If the Financial Times is asking when NFLX is going to crash I thought I’d offer my two cents.

First the FT:

“Today, the numbers represent boundless optimism: a dozen times the $12bn  of revenues reported last year, 120 times the profits it is expected to generate in this one.”  Netflix has competition in Amazon, HBO, and Disney and they’re about to spend $8B, (against $6.5B in debt) on content for 2018.  It’s a Dallas Stadium sized outlay, that you have to be skeptical about as a trader.

What they do best is the current valuation math: “If the average household were to pay $15 per month, up from $9.43 today, Netflix will need 305m paying households to get there.”

I’ve taken shots at NFLX before, but this setup is better.  If you could zoom in, you would see the FIRST outside reversal day of any prior peak.  NFLX gapped open at an all-time high of $333 (half of $666) and closed at $321.30.  The range engulfed the previous days range and that’s often a difficult price to overcome, if not a sure interim peak.

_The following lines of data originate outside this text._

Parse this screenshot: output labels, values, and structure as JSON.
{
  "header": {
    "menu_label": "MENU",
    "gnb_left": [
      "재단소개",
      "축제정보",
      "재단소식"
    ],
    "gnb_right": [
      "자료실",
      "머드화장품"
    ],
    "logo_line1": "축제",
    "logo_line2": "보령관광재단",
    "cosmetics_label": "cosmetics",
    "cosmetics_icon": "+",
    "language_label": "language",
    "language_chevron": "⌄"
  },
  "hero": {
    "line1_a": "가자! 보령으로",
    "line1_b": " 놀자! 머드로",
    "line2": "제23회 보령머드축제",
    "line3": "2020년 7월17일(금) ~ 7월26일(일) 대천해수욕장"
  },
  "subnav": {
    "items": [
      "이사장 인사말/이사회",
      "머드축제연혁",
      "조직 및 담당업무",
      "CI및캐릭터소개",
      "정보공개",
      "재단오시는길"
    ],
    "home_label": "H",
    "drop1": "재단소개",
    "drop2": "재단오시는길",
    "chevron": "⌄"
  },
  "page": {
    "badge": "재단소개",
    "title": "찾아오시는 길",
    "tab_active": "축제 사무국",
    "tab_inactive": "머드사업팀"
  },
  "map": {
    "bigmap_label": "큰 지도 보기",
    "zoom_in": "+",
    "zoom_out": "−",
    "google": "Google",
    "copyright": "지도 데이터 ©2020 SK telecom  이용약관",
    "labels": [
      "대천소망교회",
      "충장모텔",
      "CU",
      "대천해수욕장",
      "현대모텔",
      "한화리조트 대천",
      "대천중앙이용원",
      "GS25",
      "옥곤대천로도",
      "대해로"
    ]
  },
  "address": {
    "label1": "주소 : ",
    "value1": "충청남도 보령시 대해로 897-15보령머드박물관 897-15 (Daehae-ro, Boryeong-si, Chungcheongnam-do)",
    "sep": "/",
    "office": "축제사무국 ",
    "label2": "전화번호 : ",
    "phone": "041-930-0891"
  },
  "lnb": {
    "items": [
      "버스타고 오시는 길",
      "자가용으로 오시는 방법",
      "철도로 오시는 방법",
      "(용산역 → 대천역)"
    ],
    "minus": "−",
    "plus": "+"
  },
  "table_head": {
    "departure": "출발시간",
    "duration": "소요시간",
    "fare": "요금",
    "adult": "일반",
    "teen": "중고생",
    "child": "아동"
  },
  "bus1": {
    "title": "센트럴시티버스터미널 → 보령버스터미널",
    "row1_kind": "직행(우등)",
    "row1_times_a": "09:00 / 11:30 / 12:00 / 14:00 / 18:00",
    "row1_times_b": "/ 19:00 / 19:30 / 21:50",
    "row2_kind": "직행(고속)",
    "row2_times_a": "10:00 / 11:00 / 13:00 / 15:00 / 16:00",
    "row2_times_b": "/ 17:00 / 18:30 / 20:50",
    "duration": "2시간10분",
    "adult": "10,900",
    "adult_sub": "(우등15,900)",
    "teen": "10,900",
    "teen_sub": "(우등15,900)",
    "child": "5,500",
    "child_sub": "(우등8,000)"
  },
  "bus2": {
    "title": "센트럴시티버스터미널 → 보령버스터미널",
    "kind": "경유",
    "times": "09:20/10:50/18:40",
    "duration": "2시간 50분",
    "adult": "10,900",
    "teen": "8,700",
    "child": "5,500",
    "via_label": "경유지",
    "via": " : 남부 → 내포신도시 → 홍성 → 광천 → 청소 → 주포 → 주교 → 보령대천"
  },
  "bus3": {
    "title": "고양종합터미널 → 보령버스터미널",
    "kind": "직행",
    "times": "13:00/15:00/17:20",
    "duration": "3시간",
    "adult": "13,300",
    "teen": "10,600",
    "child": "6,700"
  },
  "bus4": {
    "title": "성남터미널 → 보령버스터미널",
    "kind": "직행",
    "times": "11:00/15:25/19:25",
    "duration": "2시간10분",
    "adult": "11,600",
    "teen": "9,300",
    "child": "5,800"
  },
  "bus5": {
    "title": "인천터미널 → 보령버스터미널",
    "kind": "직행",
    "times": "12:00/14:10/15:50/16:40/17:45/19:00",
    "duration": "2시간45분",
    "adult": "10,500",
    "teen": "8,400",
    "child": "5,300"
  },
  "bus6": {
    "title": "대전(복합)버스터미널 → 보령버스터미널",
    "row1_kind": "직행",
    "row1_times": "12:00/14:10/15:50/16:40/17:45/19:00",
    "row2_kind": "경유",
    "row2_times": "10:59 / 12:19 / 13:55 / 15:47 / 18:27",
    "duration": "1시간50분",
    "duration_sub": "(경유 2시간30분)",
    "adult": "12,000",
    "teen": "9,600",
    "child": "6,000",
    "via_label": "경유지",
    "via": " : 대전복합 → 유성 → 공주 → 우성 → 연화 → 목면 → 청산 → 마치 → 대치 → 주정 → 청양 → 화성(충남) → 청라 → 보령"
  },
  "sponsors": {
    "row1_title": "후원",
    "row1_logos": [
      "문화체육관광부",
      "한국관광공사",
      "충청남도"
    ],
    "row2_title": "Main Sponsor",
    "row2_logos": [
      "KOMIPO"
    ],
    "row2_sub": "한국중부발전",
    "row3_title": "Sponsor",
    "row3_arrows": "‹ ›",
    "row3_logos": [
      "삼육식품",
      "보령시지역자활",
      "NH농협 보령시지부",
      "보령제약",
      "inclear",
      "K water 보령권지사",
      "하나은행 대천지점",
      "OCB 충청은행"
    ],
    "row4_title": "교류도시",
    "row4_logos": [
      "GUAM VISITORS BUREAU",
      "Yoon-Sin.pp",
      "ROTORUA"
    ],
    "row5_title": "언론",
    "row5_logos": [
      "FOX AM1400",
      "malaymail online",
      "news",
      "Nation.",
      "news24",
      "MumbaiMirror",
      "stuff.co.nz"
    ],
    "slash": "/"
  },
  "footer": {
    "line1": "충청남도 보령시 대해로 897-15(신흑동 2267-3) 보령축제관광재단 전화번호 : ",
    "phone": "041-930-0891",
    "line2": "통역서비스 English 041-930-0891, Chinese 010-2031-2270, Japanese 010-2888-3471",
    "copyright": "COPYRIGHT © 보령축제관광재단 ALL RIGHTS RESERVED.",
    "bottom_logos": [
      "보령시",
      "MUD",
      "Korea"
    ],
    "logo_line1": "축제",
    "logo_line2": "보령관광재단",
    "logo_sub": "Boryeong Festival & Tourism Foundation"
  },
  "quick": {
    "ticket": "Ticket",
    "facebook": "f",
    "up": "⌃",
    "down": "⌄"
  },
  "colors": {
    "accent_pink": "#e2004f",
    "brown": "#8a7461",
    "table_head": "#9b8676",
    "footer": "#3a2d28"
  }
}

Then consider that NFLX is currently 70% above its 200-day moving average, in yellow.  The last time it was that far above its moving average in the last five years was when it made that first of two peaks that carved the 2015 top at $129.  At that price it was 80% above its 200dma, and it tested the level twice.  Then the NFLX fell 40% to $80, so place yer bets accordingly.

Do you watch Netflix because you can’t sleep, or can you not sleep because you are watching Netflix?  THAT…is the question.